« Laisse-toi de temps en temps chavirer. »
« […] Égaré dans un tourbillon d’images désordonnées, des pensées floues me reviennent, elles défilent au galop. Ce sont, je suppose, des éclats de ma vie. J’y aperçois l’ancêtre se lever, il se tient maladroit. Autour de lui, une nuée d’esprits de bonté. Halluciné, son regard s’est perdu quelque part au-delà des vivants, ses mots, eux, je les entends encore très bien…
Il faut toujours y croire. Rester fort. La foi soulève des montagnes. Tu ne regardes pas la vie, non, tu la prends à pleines mains, tu la couches sous toi comme une femme, une vraie, avec la cambrure comme une prière.
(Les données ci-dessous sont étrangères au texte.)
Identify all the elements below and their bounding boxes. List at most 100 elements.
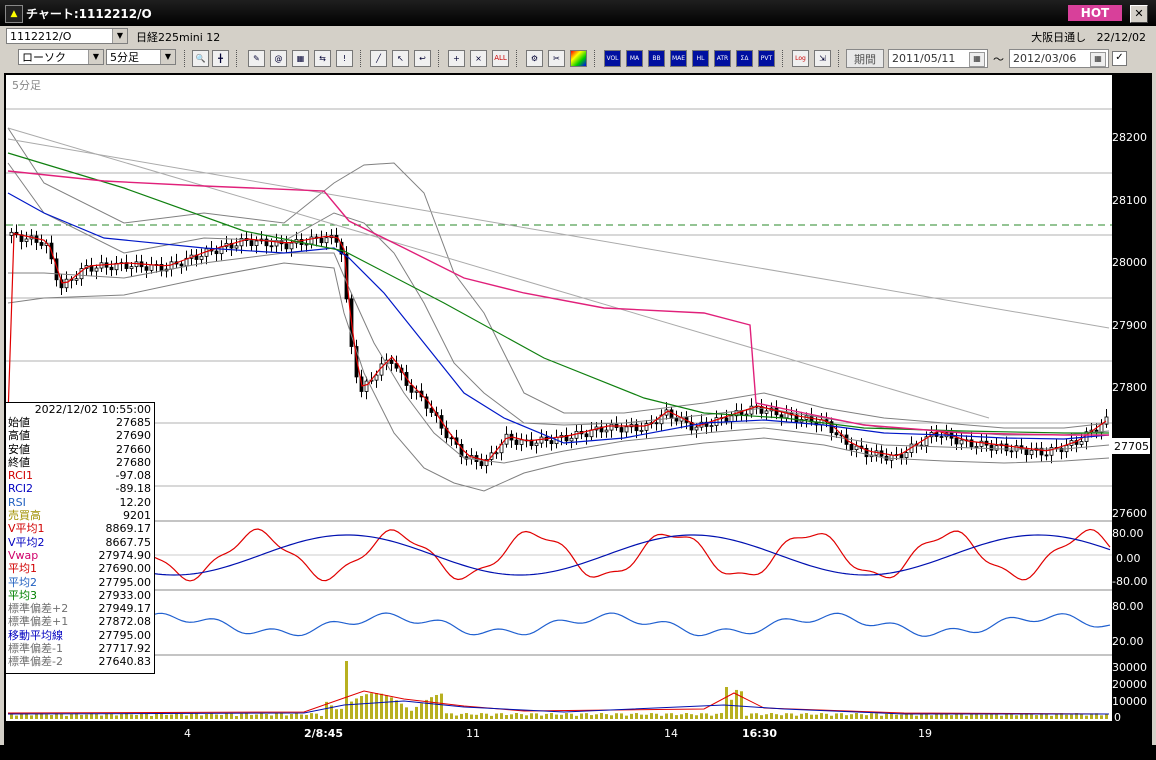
volume-bar: [995, 713, 998, 719]
hl-indicator-button[interactable]: HL: [692, 50, 709, 67]
rci-tick-label: -80.00: [1112, 575, 1147, 588]
chart-background: [6, 75, 1112, 721]
compare-icon[interactable]: ⇆: [314, 50, 331, 67]
volume-bar: [785, 713, 788, 719]
volume-bar: [105, 713, 108, 719]
all-icon[interactable]: ALL: [492, 50, 509, 67]
volume-bar: [135, 714, 138, 719]
log-scale-button[interactable]: Log: [792, 50, 809, 67]
bb-indicator-button[interactable]: BB: [648, 50, 665, 67]
volume-bar: [585, 713, 588, 719]
volume-bar: [935, 714, 938, 719]
volume-bar: [900, 714, 903, 719]
candle-body: [939, 436, 944, 438]
chart-area[interactable]: 5分足 28200 28100 28000 27900 27800 27600 …: [4, 73, 1152, 745]
candle-body: [214, 250, 219, 255]
note-icon[interactable]: !: [336, 50, 353, 67]
settings-icon[interactable]: ⚙: [526, 50, 543, 67]
volume-bar: [460, 713, 463, 719]
candle-body: [1009, 450, 1014, 453]
candle-body: [729, 415, 734, 423]
zoom-icon[interactable]: 🔍: [192, 50, 209, 67]
data-window-value: 27933.00: [98, 588, 152, 602]
candle-body: [744, 413, 749, 416]
data-window-row: 平均1 27690.00: [6, 562, 154, 575]
chart-type-select[interactable]: ローソク ▼: [18, 49, 104, 65]
volume-bar: [440, 693, 443, 719]
candle-body: [764, 410, 769, 414]
export-icon[interactable]: ⇲: [814, 50, 831, 67]
volume-bar: [15, 715, 18, 719]
rci-tick-label: 0.00: [1116, 552, 1141, 565]
pvt-indicator-button[interactable]: PVT: [758, 50, 775, 67]
toolbar-separator: [360, 50, 363, 67]
data-window: 2022/12/02 10:55:00 始値 27685 高値 27690 安値 2766…: [5, 402, 155, 674]
date-to-field[interactable]: 2012/03/06 ▦: [1009, 49, 1109, 68]
candle-body: [249, 240, 254, 246]
tools-icon[interactable]: ✂: [548, 50, 565, 67]
candle-body: [624, 426, 629, 433]
trendline-icon[interactable]: ╱: [370, 50, 387, 67]
candle-body: [709, 425, 714, 427]
data-window-row: 売買高 9201: [6, 509, 154, 522]
data-window-value: 27680: [116, 455, 151, 469]
volume-bar: [235, 715, 238, 719]
volume-bar: [505, 715, 508, 719]
timeframe-select[interactable]: 5分足 ▼: [106, 49, 176, 65]
crosshair-icon[interactable]: ╋: [212, 50, 229, 67]
data-window-row: V平均1 8869.17: [6, 522, 154, 535]
volume-bar: [715, 713, 718, 719]
volume-bar: [120, 714, 123, 719]
candle-body: [319, 237, 324, 244]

Tu l’étreins doucement, parfois plus intensément, tu cherches les sources de vie palpitantes, torrides et moites, ici, ailleurs, partout, le monde t’appartient. Apprends à sentir le monde, donne-lui toujours le meilleur de toi-même. Mords sans retenue. La peur, tu la laisses loin derrière toi, elle passe en toi puis s’en va. Marche comme un seigneur parmi les autres, pense constamment au sens de tes actes, tout pas résonne, les tiens étonnent ! Prends garde à ton port de tête, surtout quand la vie fait mal au corps et au cœur. Crache violemment au sol, s’il le faut, sois sourd au souffle mauvais et mesquin, celui-là t’entraîne dans la tanière du regret, de l’envie et du ressentiment.
Avec les mots, il y a aussi cette présence difficile à décrire. Les invisibles portent chaque syllabe dans leur voyage jusque dans mon âme, les chargeant d’un sens encore plus grave. C’est une sensation forte sur ma peau, proche d’une caresse tendre d’amant.
Serre les dents quand la vie est aride, quand elle taille des entailles profondes au fond de toi. La solitude, tu ne la connaîtras jamais, tu es un maillon de la chaine éternelle, le trait d’union sans lequel tout se brise. Laisse-toi de temps en temps chavirer, pour rejoindre le temps d’un rêve, l’espace d’un voyage, le monde immatériel des défunts. C’est là que l’on trouve les clés d’hier, d’aujourd’hui et même de demain, la source inépuisable du bon cœur, qui aime, console, guérit. Apprends à canaliser cette force, cette énergie, puisqu’elle peut te bouleverser jusqu’aux abords de la démence. C’est un bain de lumière noire où dansent follement des images et des paroles solennelles. […] »
N’SONDÉ (Wilfried), Le Cœur des enfants léopards. , 2010, Paris, Actes Sud, pages 12&13.